Mort Maggie, Roberts Celia, Pols Jeannette, Domenech Miquel, Moser Ingunn
Department of Sociology and Division of Medicine, Lancaster University, Lancaster, UK.
Health Expect. 2015 Jun;18(3):438-49. doi: 10.1111/hex.12109. Epub 2013 Aug 6.
Telecare and telehealth developments have recently attracted much attention in research and service development contexts, where their evaluation has predominantly concerned effectiveness and efficiency. Their social and ethical implications, in contrast, have received little scrutiny.
To develop an ethical framework for telecare systems based on analysis of observations of telecare-in-use and citizens' panel deliberations.
Ethnographic study (observation, work shadowing), interviews, older citizens' panels and a participative conference.
Participants' homes, workplaces and familiar community venues in England, Spain, the Netherlands and Norway 2008-2011.
Older respondents expressed concerns that telecare might be used to replace face-to-face/hands-on care to cut costs. Citizens' panels strongly advocated ethical and social questions being considered in tandem with technical and policy developments. Older people are too often excluded from telecare system design, and installation is often wrongly seen as a one-off event. Some systems enhance self-care by increasing self-awareness, while others shift agency away from the older person, introducing new forms of dependency.
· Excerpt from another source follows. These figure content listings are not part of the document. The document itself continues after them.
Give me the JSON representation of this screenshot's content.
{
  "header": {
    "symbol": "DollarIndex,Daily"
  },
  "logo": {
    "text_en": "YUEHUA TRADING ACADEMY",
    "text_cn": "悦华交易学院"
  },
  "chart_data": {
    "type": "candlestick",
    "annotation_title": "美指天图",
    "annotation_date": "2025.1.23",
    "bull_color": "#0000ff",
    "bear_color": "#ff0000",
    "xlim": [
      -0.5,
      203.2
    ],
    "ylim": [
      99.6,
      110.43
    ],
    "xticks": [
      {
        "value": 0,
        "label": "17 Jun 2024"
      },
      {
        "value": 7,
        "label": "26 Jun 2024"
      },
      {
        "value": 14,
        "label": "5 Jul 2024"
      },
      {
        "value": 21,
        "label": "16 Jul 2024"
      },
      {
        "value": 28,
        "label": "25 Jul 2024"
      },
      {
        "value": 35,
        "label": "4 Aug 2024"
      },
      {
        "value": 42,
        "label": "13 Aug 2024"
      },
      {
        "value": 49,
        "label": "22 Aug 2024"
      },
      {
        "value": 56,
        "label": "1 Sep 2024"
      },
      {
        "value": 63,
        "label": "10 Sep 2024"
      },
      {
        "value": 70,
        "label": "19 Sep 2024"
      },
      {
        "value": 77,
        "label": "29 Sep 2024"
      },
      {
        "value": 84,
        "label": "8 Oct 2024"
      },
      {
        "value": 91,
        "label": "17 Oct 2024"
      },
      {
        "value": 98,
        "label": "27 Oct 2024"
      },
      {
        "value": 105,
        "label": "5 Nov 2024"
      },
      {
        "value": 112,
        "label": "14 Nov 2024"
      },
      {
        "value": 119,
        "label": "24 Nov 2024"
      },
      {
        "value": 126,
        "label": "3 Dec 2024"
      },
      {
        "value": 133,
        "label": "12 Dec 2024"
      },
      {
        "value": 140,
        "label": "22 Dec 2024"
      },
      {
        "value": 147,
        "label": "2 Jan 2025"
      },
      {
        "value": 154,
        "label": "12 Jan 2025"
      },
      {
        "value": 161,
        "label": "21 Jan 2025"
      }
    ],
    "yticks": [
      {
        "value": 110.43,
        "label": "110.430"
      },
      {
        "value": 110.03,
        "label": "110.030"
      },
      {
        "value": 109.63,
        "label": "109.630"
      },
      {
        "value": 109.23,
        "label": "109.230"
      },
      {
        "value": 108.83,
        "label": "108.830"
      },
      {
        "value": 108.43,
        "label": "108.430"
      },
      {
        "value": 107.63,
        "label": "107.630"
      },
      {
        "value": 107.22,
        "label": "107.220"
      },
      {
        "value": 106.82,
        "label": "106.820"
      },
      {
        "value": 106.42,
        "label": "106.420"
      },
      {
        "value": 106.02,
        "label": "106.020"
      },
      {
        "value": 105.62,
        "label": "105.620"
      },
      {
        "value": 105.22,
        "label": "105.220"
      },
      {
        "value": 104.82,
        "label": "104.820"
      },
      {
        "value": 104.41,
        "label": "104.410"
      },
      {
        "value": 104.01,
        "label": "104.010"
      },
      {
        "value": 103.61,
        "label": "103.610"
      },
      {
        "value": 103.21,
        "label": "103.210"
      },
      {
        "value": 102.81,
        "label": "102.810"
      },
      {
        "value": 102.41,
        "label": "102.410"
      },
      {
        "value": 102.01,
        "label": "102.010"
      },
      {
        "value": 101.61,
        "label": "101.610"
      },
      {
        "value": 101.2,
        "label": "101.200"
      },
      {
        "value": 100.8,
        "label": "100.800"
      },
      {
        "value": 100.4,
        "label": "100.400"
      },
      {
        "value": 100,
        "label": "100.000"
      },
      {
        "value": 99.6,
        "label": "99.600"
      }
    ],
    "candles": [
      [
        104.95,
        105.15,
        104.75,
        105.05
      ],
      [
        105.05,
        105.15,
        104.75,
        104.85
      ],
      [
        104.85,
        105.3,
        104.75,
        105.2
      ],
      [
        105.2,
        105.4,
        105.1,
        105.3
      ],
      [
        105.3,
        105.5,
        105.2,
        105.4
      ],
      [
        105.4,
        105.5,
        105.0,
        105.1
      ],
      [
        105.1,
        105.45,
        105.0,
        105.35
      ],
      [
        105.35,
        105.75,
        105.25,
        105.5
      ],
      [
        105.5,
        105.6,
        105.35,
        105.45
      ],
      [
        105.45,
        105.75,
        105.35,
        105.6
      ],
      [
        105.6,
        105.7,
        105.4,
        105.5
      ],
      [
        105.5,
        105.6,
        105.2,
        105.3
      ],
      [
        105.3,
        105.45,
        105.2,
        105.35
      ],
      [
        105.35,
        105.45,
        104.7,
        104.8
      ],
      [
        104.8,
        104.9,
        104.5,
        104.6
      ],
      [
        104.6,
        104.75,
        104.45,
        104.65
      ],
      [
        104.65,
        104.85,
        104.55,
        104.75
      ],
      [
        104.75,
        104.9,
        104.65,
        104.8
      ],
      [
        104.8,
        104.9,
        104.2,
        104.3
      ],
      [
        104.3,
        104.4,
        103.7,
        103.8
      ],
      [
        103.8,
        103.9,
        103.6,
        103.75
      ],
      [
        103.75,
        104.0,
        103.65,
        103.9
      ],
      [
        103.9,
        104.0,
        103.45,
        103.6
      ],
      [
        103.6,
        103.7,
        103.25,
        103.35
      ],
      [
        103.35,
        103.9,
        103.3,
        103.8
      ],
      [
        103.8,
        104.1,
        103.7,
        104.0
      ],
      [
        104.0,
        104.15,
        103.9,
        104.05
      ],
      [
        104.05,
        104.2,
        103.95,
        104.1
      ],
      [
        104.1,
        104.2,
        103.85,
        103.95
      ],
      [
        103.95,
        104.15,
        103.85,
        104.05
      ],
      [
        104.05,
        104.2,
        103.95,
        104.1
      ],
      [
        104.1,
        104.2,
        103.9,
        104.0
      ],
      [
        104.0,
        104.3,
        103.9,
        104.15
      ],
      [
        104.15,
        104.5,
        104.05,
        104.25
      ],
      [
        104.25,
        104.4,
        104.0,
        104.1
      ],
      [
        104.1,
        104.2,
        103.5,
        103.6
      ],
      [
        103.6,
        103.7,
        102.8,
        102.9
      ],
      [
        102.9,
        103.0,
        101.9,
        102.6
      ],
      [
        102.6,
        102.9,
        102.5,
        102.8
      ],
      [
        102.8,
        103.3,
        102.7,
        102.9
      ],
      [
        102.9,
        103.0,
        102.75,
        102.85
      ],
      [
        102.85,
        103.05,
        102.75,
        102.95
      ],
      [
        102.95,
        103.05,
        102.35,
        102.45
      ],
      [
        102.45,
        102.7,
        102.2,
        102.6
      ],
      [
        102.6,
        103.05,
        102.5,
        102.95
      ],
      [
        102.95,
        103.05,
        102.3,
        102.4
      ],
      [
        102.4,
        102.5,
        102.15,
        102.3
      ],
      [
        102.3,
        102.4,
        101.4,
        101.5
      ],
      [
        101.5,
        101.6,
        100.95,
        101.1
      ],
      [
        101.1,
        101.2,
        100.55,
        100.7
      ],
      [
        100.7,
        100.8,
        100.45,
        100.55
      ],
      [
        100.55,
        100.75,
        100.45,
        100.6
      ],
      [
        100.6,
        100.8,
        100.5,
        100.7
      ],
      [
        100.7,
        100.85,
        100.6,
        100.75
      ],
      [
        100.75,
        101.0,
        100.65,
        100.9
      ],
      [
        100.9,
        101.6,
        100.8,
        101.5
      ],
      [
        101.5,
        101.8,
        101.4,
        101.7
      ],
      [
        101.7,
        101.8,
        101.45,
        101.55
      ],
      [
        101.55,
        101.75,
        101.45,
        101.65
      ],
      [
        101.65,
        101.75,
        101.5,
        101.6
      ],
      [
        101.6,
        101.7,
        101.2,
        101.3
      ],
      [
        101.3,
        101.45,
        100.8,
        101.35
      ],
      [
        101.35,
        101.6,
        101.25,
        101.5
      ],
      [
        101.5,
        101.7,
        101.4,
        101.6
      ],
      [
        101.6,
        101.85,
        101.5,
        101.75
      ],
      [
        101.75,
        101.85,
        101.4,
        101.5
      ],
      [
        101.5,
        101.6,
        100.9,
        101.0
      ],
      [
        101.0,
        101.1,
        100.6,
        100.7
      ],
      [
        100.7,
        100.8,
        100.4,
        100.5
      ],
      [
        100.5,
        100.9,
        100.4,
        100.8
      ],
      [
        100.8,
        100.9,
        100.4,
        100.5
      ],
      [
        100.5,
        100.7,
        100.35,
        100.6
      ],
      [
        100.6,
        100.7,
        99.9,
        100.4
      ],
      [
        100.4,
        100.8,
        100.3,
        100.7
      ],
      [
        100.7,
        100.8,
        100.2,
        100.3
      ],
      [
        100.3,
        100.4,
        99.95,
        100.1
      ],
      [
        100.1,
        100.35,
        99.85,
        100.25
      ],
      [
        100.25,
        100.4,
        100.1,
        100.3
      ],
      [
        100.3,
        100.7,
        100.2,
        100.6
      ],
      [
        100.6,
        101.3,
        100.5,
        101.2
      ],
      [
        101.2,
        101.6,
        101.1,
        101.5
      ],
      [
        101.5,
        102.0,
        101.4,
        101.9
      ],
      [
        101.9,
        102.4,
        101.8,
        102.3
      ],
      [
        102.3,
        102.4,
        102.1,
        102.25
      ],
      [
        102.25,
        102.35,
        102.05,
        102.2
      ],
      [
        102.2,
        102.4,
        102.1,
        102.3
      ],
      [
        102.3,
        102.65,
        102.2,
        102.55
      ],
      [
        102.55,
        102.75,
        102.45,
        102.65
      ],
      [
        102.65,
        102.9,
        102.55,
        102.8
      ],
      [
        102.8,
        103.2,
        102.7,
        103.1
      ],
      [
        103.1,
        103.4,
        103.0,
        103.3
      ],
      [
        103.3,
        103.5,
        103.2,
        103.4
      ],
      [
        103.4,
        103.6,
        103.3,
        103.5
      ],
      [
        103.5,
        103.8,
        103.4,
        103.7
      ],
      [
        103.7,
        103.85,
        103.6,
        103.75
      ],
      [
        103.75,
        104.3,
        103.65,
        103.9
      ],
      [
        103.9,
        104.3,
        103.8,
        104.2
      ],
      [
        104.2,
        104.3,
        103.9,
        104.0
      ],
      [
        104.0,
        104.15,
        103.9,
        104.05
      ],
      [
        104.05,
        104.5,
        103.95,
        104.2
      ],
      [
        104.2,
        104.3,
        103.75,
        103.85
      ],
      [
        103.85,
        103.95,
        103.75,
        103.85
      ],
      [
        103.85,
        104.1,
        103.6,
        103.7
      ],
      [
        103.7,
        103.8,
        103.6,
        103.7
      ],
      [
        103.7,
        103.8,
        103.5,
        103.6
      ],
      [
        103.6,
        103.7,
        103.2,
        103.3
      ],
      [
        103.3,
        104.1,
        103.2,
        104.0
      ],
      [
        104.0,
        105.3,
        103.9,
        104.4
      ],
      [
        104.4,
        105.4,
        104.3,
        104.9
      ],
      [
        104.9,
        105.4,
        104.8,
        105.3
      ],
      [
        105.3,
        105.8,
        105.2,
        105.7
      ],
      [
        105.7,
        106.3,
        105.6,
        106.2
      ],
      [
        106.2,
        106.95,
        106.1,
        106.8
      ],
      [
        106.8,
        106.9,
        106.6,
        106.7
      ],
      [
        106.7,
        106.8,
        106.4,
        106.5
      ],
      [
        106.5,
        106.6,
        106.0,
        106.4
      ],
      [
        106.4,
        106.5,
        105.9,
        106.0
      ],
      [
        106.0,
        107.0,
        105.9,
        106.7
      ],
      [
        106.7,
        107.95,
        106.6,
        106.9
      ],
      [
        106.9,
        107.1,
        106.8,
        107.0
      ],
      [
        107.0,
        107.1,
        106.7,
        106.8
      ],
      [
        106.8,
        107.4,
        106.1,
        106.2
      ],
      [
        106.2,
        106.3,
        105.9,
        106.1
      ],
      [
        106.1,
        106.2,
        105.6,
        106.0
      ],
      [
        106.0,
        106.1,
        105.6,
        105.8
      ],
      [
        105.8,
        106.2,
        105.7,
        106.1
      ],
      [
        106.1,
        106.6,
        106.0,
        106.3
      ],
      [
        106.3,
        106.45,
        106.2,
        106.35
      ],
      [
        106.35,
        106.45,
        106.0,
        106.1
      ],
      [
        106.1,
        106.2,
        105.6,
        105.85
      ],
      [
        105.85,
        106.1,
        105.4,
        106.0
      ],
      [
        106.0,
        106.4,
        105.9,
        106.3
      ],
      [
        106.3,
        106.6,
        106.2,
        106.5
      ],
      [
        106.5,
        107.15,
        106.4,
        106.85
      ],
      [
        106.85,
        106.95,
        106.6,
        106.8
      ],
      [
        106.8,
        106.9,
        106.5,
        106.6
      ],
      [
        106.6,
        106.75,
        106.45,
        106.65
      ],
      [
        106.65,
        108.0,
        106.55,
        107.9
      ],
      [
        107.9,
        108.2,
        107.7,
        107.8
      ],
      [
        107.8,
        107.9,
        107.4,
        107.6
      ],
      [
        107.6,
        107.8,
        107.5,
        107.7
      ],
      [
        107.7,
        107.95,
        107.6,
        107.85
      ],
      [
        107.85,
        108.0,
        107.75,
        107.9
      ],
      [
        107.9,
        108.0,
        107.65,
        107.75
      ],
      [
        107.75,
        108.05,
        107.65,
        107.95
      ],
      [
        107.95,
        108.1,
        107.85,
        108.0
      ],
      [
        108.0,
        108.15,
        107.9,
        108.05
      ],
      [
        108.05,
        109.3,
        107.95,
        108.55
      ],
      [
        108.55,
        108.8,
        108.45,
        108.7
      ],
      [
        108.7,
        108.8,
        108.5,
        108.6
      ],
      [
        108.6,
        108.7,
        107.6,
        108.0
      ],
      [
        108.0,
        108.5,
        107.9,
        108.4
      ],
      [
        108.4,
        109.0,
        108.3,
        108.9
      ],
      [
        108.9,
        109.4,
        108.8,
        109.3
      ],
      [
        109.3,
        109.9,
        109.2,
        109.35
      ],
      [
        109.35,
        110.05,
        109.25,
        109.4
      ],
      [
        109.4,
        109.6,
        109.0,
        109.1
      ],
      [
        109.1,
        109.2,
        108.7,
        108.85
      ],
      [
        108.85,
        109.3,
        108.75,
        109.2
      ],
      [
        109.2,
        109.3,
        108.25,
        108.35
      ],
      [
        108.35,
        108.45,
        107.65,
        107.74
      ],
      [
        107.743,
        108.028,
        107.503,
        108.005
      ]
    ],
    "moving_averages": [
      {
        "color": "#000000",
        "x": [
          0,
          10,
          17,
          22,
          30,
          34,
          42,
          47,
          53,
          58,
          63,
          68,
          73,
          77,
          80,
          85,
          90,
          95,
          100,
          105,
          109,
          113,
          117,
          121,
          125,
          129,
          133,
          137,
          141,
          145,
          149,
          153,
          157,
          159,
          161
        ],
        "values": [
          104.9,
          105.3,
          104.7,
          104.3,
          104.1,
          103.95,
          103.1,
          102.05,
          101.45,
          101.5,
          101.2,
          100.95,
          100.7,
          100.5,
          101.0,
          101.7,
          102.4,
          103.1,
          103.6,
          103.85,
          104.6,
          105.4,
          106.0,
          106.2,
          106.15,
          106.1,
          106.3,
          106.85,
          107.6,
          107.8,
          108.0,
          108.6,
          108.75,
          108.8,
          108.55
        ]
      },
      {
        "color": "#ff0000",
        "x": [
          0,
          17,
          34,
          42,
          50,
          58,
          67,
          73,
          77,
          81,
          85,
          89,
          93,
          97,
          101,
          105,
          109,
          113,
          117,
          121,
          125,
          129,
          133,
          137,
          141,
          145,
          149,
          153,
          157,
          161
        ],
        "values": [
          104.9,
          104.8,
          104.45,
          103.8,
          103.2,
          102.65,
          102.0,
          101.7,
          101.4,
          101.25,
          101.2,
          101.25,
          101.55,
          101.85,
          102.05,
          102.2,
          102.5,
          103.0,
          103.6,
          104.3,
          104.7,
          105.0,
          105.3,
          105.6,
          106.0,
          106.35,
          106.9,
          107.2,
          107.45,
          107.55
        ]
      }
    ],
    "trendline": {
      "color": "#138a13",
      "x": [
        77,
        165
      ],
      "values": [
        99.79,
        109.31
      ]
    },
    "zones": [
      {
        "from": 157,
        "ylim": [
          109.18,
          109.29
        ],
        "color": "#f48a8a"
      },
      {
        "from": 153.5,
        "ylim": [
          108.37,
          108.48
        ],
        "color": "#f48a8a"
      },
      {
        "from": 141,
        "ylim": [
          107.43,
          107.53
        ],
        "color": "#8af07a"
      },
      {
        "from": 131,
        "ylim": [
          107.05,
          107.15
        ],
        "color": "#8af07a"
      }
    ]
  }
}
Telecare has care limitations; it is not a solution, but a shift in networks of relations and responsibilities. Telecare cannot be meaningfully evaluated as an entity, but rather in the situated relations people and technologies create together. Characteristics of ethical telecare include on-going user/carer engagement in decision making about systems: in-home system evolution with feedback opportunities built into implementation. System design should be horizontal, 'two-way'/interactive rather than vertical or 'one-way'. An ethical framework for telecare has been developed from these conclusions (Table 1).
远程护理和远程医疗的发展最近在研究和服务开发领域引起了广泛关注,对它们的评估主要集中在有效性和效率方面。相比之下,它们的社会和伦理影响却很少受到审视。
基于对远程护理实际使用情况的观察和公民小组讨论的分析,为远程护理系统制定一个伦理框架。
人种学研究(观察、工作跟随)、访谈、老年公民小组和一次参与性会议。
2008年至2011年期间,在英国、西班牙、荷兰和挪威的参与者家中、工作场所及熟悉的社区场所。
老年受访者担心远程护理可能会被用于取代面对面/亲身护理以削减成本。公民小组强烈主张在技术和政策发展的同时,也要考虑伦理和社会问题。老年人在远程护理系统设计中常常被排除在外,而且安装通常被错误地视为一次性事件。一些系统通过提高自我意识来增强自我护理能力,而另一些系统则将主动权从老年人手中转移开,引入了新的依赖形式。
远程护理存在护理局限性;它不是一个解决方案,而是关系和责任网络的一种转变。不能将远程护理作为一个实体进行有意义的评估,而应在人与技术共同创造的具体关系中进行评估。符合伦理的远程护理的特点包括用户/护理人员持续参与系统决策:在家庭中系统不断演进,实施过程中设有反馈机会。系统设计应该是横向的、“双向的”/交互式的,而不是纵向的或“单向的”。基于这些结论制定了一个远程护理伦理框架(表1)。